Senior bonds and deposits would be left unscathed. The bank is also likely to press ahead with plans to hive off €28bn in soured loans to a securitisation vehicle supported by a government guarantee.
“Whatever solution is found for Monte dei Paschi, I believe there is in particular,” said Megan Greene, chief economist at Manulife Asset Management.
Meanwhile, the ratings agency Fitch doesn’t like the political risks:
The “No” vote at the constitutional referendum has further heightened political uncertainty and possibly reduced the capacity to implement economic reforms. The risks from political instability were one factor that contributed to our revision of the Outlook on Italy’s ‘BBB+’ sovereign rating to Negative in October.
The banking situation clearly demands the full Yves treatment, which I’m not capable of giving it. From what I can glean, Renzi is being kept around so he can sign whatever papers the technocrats come up with, hopefully by the end of the week. And surely five billion euros is a rather trivial sum? If the investors — private or public — can be offered suitable inducements, surely a collapse and contagion can be avoided? Even at the cost of a populist uprising by bailed in small investors, should it come to that? And how can Qatar back out of a deal that was so palpably bad to begin with?
The whole situation reminds me of the famous saying by Karl Kraus: “In Berlin, things are serious but not hopeless. In Vienna, they are hopeless but not serious.” Still true in Berlin today, and substitute Rome for Vienna. Things are different for the voters, of course. They always are…
Appendix: The Curious Case of Five Star
Many sources agree that had the referendum passed, Beppe Grillo’s Five Star Movement would have benefitted. Jacobin:
If Yes had won, we would have risked ending up with a Five Star Movement or right-wing government with much greater executive powers than the ones currently allowed by the constitution. Not to speak of the majority system bonus’s effects. And even in the case Renzi had managed to secure a majority for the center-left at the next elections, we would have ended up with more neoliberalism and with an even stronger government with no space for effective opposition.
The risk of Mr Renzi’s scheme is that the main beneficiary will be Beppe Grillo, a former comedian and leader of the Five Star Movement (M5S), a discombobulated coalition that calls for a referendum on leaving the euro. It is running just a few points behind Mr Renzi’s Democrats in the polls and recently won control of Rome and Turin. The spectre of Mr Grillo as prime minister, elected by a minority and cemented into office by Mr Renzi’s reforms, is one many Italians—and much of Europe—will find troubling.
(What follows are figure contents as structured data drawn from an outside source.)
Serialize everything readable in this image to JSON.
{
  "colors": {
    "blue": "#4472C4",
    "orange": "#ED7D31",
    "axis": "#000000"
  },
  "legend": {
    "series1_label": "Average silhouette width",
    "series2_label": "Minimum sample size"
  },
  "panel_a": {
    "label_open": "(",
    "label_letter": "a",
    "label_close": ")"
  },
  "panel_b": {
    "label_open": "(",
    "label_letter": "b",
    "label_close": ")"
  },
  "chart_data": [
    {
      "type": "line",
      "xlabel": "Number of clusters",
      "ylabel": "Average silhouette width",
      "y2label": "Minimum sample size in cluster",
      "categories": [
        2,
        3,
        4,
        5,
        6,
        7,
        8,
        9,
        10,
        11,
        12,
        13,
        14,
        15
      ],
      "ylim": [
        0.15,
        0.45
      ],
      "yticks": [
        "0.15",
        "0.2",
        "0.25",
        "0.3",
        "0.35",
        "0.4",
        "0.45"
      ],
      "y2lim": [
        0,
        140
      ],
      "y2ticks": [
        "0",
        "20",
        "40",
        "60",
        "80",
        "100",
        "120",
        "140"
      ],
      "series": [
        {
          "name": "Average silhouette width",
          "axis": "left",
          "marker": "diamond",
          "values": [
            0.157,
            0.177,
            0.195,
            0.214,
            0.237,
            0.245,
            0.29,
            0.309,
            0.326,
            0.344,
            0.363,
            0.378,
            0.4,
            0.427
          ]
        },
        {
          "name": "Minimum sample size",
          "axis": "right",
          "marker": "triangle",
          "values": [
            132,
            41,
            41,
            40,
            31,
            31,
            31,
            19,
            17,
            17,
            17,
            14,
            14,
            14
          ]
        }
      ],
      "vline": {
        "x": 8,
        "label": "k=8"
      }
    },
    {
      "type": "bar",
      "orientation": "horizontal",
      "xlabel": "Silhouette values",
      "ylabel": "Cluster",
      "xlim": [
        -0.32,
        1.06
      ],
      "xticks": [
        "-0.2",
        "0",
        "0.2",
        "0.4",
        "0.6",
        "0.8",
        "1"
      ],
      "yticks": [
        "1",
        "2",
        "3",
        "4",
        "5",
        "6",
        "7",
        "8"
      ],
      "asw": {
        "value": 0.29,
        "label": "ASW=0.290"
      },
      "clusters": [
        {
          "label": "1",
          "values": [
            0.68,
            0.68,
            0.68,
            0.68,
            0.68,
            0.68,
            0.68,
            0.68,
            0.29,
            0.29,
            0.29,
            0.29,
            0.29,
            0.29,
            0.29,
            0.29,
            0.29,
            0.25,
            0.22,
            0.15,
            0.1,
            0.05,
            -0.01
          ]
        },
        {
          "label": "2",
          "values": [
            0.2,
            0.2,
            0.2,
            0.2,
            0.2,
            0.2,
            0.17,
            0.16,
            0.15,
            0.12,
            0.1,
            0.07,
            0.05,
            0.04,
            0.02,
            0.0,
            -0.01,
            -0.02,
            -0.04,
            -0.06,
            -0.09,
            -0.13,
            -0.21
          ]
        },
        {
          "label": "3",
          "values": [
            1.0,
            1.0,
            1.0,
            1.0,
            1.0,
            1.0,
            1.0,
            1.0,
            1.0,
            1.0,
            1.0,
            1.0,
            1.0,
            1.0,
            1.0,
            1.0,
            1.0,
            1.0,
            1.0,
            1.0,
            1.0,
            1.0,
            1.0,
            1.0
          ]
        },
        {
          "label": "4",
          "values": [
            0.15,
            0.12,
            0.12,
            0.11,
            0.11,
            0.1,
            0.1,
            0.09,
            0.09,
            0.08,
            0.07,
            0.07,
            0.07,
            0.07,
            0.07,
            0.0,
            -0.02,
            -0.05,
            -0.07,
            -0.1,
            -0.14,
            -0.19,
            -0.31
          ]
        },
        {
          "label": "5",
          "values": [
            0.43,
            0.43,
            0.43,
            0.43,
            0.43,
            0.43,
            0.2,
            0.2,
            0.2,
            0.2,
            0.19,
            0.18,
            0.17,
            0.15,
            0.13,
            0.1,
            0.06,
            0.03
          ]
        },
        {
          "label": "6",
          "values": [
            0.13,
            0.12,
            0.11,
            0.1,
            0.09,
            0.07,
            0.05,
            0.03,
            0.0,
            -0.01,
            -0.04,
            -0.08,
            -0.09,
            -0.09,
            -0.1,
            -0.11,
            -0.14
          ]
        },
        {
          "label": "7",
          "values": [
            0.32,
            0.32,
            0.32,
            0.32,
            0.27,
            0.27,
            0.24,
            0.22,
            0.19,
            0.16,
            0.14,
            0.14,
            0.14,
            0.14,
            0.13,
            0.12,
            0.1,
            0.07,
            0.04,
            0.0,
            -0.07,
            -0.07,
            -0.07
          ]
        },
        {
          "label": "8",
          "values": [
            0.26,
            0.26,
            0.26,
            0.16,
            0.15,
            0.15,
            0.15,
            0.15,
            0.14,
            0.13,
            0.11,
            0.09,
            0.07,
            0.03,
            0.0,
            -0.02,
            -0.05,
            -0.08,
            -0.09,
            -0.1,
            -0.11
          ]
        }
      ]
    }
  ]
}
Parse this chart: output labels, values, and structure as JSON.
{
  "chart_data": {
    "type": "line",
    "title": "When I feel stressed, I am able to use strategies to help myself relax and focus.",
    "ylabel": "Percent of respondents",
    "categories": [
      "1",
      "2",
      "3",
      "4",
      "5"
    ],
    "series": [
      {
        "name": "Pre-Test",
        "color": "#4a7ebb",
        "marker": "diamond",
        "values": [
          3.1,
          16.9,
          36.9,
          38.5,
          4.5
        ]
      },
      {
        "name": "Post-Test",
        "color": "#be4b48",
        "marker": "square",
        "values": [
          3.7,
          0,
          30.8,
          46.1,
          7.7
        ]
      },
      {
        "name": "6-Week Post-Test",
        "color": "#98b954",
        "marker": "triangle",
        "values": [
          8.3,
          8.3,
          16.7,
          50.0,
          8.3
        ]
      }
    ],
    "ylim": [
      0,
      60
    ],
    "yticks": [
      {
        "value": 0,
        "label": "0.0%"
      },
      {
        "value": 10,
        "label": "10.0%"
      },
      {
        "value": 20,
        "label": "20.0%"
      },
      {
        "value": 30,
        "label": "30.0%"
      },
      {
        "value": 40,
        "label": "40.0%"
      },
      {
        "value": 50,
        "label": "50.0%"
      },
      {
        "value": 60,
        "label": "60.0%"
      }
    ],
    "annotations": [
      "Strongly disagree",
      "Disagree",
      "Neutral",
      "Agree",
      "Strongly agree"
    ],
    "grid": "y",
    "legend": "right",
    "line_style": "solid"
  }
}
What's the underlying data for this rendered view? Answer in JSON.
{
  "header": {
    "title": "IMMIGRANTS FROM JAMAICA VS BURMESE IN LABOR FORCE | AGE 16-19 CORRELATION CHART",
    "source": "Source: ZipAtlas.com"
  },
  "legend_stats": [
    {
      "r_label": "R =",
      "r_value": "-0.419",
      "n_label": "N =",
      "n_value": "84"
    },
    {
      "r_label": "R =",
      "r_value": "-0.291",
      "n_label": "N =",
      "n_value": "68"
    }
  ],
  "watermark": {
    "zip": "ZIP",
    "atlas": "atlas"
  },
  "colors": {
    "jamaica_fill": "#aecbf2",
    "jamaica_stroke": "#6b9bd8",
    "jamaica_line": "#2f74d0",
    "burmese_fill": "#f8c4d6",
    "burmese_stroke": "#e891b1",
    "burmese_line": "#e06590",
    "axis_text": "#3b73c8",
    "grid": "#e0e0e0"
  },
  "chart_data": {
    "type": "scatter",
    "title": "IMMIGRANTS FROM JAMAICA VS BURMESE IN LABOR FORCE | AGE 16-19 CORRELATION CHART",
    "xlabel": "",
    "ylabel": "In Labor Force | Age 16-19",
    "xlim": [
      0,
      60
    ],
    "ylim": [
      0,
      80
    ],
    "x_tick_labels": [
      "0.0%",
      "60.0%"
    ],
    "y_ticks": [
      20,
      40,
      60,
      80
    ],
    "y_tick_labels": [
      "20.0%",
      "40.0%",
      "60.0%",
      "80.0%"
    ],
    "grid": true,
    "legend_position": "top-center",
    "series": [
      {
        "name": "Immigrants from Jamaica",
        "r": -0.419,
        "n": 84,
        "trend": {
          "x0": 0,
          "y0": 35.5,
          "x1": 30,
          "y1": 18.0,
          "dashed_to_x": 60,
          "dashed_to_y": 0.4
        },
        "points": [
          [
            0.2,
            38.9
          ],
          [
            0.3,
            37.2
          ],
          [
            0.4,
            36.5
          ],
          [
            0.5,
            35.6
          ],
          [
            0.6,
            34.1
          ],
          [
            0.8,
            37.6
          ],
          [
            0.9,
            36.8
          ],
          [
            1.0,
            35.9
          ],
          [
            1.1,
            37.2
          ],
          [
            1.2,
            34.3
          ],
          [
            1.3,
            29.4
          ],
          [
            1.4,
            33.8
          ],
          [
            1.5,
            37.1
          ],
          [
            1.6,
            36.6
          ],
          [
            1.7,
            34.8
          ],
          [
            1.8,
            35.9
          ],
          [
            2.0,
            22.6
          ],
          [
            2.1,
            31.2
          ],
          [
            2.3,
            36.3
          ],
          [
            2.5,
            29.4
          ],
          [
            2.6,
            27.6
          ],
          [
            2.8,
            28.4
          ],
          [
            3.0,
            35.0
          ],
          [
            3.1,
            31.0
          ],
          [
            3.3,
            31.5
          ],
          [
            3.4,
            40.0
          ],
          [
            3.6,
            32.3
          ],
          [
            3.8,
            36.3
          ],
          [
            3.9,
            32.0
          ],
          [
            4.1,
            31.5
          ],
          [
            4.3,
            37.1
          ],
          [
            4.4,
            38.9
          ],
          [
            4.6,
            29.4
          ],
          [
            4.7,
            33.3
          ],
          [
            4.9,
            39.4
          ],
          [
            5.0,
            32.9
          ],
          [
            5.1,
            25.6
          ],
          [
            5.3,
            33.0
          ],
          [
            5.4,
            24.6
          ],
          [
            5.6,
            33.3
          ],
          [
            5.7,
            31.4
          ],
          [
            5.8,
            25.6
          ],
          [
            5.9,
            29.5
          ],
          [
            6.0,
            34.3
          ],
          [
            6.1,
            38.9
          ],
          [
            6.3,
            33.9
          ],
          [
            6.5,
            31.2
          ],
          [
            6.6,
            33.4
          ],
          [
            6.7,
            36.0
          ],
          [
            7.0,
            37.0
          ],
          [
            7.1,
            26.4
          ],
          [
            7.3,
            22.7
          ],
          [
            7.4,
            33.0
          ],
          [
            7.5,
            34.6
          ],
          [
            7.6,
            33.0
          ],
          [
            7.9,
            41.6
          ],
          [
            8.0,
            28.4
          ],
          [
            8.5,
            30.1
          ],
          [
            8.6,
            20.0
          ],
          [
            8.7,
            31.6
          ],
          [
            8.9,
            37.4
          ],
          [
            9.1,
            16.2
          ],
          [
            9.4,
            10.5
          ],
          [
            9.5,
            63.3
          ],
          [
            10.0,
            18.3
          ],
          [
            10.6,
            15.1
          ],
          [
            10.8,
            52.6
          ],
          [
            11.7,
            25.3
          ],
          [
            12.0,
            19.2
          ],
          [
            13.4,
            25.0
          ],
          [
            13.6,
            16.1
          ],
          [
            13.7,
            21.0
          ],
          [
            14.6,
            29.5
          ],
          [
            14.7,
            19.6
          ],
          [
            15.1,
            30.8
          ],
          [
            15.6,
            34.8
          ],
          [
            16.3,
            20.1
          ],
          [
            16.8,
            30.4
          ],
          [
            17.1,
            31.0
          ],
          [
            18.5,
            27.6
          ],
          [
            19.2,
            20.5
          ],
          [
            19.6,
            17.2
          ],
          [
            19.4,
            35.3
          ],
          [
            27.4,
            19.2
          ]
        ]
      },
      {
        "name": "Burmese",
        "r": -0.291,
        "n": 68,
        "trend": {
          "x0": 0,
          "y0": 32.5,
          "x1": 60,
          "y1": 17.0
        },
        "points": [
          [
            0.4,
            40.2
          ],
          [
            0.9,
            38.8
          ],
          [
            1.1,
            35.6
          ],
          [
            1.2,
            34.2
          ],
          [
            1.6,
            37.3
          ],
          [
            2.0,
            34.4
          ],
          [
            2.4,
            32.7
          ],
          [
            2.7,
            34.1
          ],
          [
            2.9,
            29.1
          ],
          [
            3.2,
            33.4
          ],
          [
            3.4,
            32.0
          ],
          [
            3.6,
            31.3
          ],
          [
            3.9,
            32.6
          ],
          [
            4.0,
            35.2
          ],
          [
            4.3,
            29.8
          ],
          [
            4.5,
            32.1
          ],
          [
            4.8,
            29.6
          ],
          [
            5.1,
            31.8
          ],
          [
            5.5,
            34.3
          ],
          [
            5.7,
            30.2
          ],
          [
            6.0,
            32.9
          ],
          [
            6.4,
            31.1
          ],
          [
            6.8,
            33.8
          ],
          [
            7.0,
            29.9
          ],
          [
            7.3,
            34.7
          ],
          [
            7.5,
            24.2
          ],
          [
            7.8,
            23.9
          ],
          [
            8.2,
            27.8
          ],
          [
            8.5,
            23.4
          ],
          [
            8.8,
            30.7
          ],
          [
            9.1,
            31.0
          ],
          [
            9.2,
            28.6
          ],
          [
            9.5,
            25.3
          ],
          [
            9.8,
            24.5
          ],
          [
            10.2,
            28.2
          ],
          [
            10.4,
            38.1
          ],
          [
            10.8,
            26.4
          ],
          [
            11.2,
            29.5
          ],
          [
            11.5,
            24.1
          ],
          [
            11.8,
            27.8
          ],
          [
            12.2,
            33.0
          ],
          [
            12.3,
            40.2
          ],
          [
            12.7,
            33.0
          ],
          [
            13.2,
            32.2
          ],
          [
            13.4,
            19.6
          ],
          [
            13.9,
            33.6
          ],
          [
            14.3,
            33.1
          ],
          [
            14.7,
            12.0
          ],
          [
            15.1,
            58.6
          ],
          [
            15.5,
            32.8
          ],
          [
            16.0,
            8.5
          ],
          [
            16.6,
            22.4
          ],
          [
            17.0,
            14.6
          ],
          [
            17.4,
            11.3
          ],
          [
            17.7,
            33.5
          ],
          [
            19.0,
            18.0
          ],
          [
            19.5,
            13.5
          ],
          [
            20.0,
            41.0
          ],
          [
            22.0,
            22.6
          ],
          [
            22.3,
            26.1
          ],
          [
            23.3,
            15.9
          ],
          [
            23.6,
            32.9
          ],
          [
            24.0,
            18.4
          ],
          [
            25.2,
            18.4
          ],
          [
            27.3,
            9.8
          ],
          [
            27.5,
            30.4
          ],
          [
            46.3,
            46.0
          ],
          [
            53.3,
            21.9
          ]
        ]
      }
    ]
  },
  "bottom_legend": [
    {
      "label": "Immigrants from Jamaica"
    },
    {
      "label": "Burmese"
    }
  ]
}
Ironically Renzi’s reforms to the constitution and senate would have made it easier for the eurosceptic Five Star Movement to gain power in upcoming elections in 2018.
And now the puzzling part. Still the New Statesman:
For reasons best known to themselves, they campaigned against the changes to their own disadvantage.
Can somebody who actually understands Italian politics — assuming, for the sake of the argument, that this is possible — explain why the Five Star Movement campaigned as it did?